An object is shot from the back of a railroad flatcar moving at 40 km/h on a straight horizontal
road. The launcher is aimed upward, perpendicular to the bed of the flatcar. The object falls:
a) in front of the flatcar
b) behind the flatcar
c) on the truck
d) either behind or in front of the flatcar, depending on the initial speed of the object
e) to the side of the flatcar
On the flatcar
The object will fall in front of the flatcar.
This can be understood by considering the motion of the object relative to the flatcar. When the object is shot from the launcher, it will inherit the velocity of the flatcar, which is 40 km/h in the forward direction.
Since the launcher is aimed upward perpendicular to the bed of the flatcar, the initial velocity of the object will have both a horizontal component (due to the velocity of the flatcar) and a vertical component (due to the aim of the launcher). However, the horizontal component of the object's velocity is the same as the flatcar's velocity, so it will not change during the object's motion.
The object will experience only vertical acceleration due to gravity, and there is no horizontal force acting on it. As a result, the horizontal component of the object's velocity will remain constant throughout its fall. Thus, the object will fall in front of the flatcar along the same straight horizontal path, in the direction of the initial horizontal velocity.
To determine where the object falls, we need to consider the horizontal velocity of the object and the vertical motion separately.
1. Horizontal motion:
Since the object is shot from the back of the flatcar, it will initially have the same horizontal velocity as the flatcar. Therefore, the horizontal velocity of the object is 40 km/h.
2. Vertical motion:
The vertical motion of the object is governed by gravity. As there is no horizontal force acting on the object once it is in the air, its horizontal velocity remains constant throughout its trajectory. Only gravity acts on the object vertically, causing it to accelerate downwards.
Considering the vertical motion, we need to determine the time it takes for the object to fall. The time of flight can be found using the equation for vertical motion:
h = (1/2) * g * t^2,
where h is the vertical distance traveled, g is the acceleration due to gravity (9.8 m/s^2), and t is the time of flight.

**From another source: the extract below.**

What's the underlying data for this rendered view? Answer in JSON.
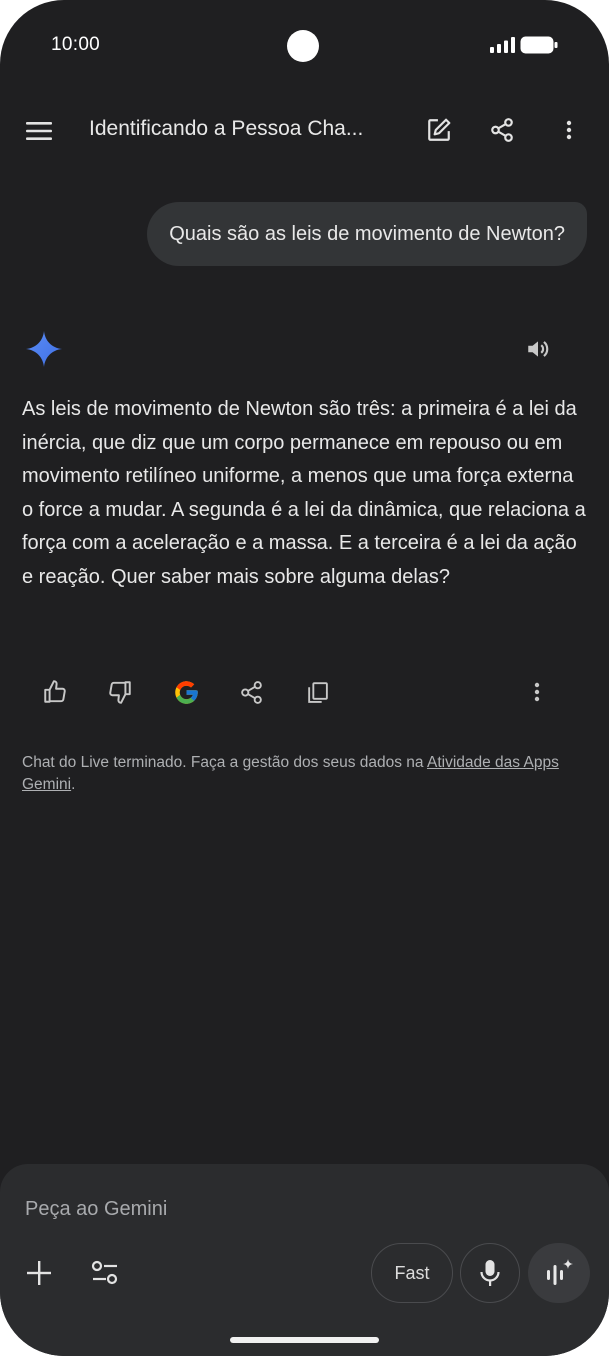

Since we don't have the value of the vertical distance, we will assume the object falls from a height close to the flatcar's height. This allows us to ignore the effect of air resistance.
Now, substituting the values:
h = 0.5 * 9.8 * t^2,
h = 4.9 * t^2.
Next, we need to find the value of t when the object hits the ground. During this time, the flatcar and the object will continue to move horizontally.
t = (2 * h / g)^0.5,
t = (2 * 1 / 9.8)^0.5 = 0.451 s (approx).
Finally, we can determine the horizontal distance traveled by the flatcar and the object during this time. Using the equation:
d = v * t,
where d is the horizontal distance, v is the velocity, and t is the time, we can calculate:
d = 40 km/h * 0.451 s = 18.04 km (approx).
Therefore, the object will fall behind the flatcar, option (b), as it travels a shorter horizontal distance than the flatcar during the time it takes to fall.